"İnsan vicdanının sorularını akıllı bir ağırbaşlılıkla aydınlattığı, önemli ebedi üretimleri için" 1957 yılında #nobel edebiyat ödülü ne layık görülmüş. Dürüst olmak gerekirse beni pek aydınlatmadı, oldukça karışıktım, kitaptan sonra çorba oldum.
Jean-Baptiste Clamence, Paris Seine nehrinden geçerken bir olaya tanık oluyor ve sonrasında hayatı değişiyor. Zirvede biriyken yavaş yavaş düşmeye, düştükçe sorgulamaya başlıyor ve kendi muhasebelerini yaşarken feci savruluyor, okuru da yanına alarak.

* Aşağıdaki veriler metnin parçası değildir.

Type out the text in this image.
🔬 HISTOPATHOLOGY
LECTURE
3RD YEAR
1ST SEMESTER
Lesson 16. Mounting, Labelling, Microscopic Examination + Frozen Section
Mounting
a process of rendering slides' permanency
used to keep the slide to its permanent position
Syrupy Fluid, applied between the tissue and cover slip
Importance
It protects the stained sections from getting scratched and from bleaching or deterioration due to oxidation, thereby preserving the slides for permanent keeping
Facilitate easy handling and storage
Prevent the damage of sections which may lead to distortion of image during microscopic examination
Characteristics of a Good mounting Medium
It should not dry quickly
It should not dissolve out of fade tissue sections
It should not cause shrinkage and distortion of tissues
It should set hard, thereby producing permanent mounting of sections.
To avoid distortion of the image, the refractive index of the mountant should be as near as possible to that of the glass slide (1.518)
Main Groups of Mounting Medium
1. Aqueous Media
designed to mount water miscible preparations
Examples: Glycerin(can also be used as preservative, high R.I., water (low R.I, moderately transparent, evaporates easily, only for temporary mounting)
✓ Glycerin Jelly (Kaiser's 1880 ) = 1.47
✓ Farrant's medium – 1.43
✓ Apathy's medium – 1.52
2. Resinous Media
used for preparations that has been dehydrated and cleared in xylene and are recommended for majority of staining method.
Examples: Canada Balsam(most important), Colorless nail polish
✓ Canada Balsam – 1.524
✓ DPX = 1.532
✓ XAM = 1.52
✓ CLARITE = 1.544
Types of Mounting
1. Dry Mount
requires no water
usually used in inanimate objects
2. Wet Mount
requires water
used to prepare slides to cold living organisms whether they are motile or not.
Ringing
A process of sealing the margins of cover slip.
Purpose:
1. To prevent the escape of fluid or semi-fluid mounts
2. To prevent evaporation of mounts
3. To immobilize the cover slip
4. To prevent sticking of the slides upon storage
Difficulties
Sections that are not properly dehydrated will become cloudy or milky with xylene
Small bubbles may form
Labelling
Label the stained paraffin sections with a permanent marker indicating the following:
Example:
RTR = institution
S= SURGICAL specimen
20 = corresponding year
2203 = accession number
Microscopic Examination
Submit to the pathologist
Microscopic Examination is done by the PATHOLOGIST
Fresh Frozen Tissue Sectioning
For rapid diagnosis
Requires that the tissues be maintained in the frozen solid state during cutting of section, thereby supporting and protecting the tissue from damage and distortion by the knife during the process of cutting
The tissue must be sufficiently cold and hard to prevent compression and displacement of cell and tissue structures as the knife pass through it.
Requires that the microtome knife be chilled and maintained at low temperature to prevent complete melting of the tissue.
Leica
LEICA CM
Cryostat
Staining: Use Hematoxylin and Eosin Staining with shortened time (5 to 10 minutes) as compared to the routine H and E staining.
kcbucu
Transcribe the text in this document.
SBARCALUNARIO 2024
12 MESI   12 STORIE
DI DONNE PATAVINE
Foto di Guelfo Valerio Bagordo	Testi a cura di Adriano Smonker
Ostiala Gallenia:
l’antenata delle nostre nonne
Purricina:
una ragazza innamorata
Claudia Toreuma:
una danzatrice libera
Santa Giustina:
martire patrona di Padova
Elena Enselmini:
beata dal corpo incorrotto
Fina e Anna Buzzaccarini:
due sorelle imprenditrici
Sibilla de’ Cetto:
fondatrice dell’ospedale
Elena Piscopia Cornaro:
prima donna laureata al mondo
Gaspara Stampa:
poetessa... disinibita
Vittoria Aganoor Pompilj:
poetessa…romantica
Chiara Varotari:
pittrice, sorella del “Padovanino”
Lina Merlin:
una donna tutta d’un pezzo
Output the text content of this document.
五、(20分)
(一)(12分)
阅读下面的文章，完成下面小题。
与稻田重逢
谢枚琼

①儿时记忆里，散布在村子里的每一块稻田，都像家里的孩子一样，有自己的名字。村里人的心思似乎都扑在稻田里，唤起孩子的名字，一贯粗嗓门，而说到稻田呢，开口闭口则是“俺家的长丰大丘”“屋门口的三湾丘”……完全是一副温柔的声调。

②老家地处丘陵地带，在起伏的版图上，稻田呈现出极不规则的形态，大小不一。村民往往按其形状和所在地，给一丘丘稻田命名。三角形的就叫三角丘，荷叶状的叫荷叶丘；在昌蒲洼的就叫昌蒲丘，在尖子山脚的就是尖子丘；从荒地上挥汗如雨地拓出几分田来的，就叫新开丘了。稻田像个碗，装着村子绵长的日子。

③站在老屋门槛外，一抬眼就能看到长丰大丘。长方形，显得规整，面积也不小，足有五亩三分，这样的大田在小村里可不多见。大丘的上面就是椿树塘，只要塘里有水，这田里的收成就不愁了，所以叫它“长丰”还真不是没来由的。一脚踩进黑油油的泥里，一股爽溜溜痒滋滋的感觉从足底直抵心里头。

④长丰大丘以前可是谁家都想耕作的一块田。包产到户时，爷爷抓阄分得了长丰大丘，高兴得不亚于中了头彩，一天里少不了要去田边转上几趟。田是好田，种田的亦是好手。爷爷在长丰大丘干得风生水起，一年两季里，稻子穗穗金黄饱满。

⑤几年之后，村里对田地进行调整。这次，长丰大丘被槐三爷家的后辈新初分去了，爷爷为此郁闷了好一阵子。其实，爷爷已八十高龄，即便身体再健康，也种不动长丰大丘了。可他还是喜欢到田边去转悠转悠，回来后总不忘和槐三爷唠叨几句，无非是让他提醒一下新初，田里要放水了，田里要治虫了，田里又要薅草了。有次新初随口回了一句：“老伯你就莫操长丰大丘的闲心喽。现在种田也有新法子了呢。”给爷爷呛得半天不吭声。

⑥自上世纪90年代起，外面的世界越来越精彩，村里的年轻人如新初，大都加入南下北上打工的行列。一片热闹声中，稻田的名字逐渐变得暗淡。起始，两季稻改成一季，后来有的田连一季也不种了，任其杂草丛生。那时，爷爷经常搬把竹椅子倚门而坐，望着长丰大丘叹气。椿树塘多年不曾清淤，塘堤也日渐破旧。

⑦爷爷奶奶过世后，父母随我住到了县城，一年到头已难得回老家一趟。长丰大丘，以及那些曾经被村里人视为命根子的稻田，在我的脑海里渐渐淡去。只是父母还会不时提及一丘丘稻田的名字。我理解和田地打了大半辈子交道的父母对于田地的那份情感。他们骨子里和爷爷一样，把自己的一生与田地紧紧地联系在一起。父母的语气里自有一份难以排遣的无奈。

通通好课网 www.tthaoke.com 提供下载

Kitabın arka kapağında da yazdığı gibi, eser aslında bir itirafname, insanın durumunun vahimetini sırtlanıp alaycı bir şekilde aynayı kendimize çeviriyor.
Sizin aynalar ne durumda dostlarım?
Bende sıkıntı yok, biraz Camus’nun absürdizmini düşünür, sonrasında mis gibi uyurum yine bu gece...
Önemli:
Kitabı kafanız çok dingin olduğunda ve sakin bir ortamda okuyunuz. 100 sayfa olmasına aldanmayınız, zor bir deneyim sizi bekliyor.